Kaikeyi asked the King that he repay a boon he made to her many years when she saved his life on the battle field. She asked that he crown her birth son, Bharat, as King and to banish Ram to the forest for 14 years. Bharat didn’t wish to be crowned King because he knew his eldest brother Ram was the rightful heir & loved him dearly. No matter how much the King tried, the Queen wouldn’t change her mind.
Ram wanted to respect Kaikeyi’s wishes & agreed to go into exile. The King then renounced Kaikeyi as his queen and she remained in her quarters by herself with her maid. Bharat renounced his mother as well, & kept a pair of Ram’s sandals on the throne, vowing that he should be crowned King when he returned from exile. Ram’s wife Sita & his brother Lakshman, who loved him the most, went into exile with Ram. The King died of grief and heartache 6 days after they left the kingdom.
They traveled to different villages throughout the forests for several years. Ram was loved everywhere he went & many people became his devotees.
One day while Ram & Lakshman went to gather food & left Sita in their hut alone, she was abducted by the Demon Ten-Headed King Ravan.
She was kept in a garden in his kingdom in (Sri) Lanka. Ravan wanted to have Sita to himself but she refused & sat & waited for Ram for years.
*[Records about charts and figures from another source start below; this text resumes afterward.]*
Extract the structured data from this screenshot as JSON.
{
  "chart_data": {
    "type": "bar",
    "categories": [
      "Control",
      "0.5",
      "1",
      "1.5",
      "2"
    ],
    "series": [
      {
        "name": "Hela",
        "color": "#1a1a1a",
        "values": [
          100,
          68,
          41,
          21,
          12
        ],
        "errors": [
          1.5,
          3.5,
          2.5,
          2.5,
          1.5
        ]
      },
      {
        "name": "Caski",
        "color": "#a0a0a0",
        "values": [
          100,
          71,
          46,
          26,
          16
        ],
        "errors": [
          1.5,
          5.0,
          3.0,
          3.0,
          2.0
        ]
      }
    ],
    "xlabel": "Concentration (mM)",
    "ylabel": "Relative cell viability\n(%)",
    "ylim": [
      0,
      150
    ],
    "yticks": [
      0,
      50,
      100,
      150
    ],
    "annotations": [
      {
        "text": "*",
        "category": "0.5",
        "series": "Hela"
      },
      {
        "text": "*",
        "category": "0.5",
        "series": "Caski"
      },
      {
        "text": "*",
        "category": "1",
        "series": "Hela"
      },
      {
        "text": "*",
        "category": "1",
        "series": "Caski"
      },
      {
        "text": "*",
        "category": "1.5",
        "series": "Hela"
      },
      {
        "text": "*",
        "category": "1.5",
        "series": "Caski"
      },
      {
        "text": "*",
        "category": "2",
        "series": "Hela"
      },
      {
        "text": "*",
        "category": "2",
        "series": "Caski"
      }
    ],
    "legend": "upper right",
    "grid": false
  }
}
Ram, Lakshman & an army led by Hunuman (a devotee of Ram) headed from India to (Sri) Lanka via a bridge that they built of rocks.
Ram killed Ravan in battle, rescued Sita & brought her back to India.
They were set to return to Ayodhya and the night they got close to the kingdom, they could see lights in the distance. It was a new moon night & the sky was dark so the entire kingdom of Ayodhya lit “diyas” to light their way home & to welcome them.
This is the celebration of Diwali. The triumph of good over evil.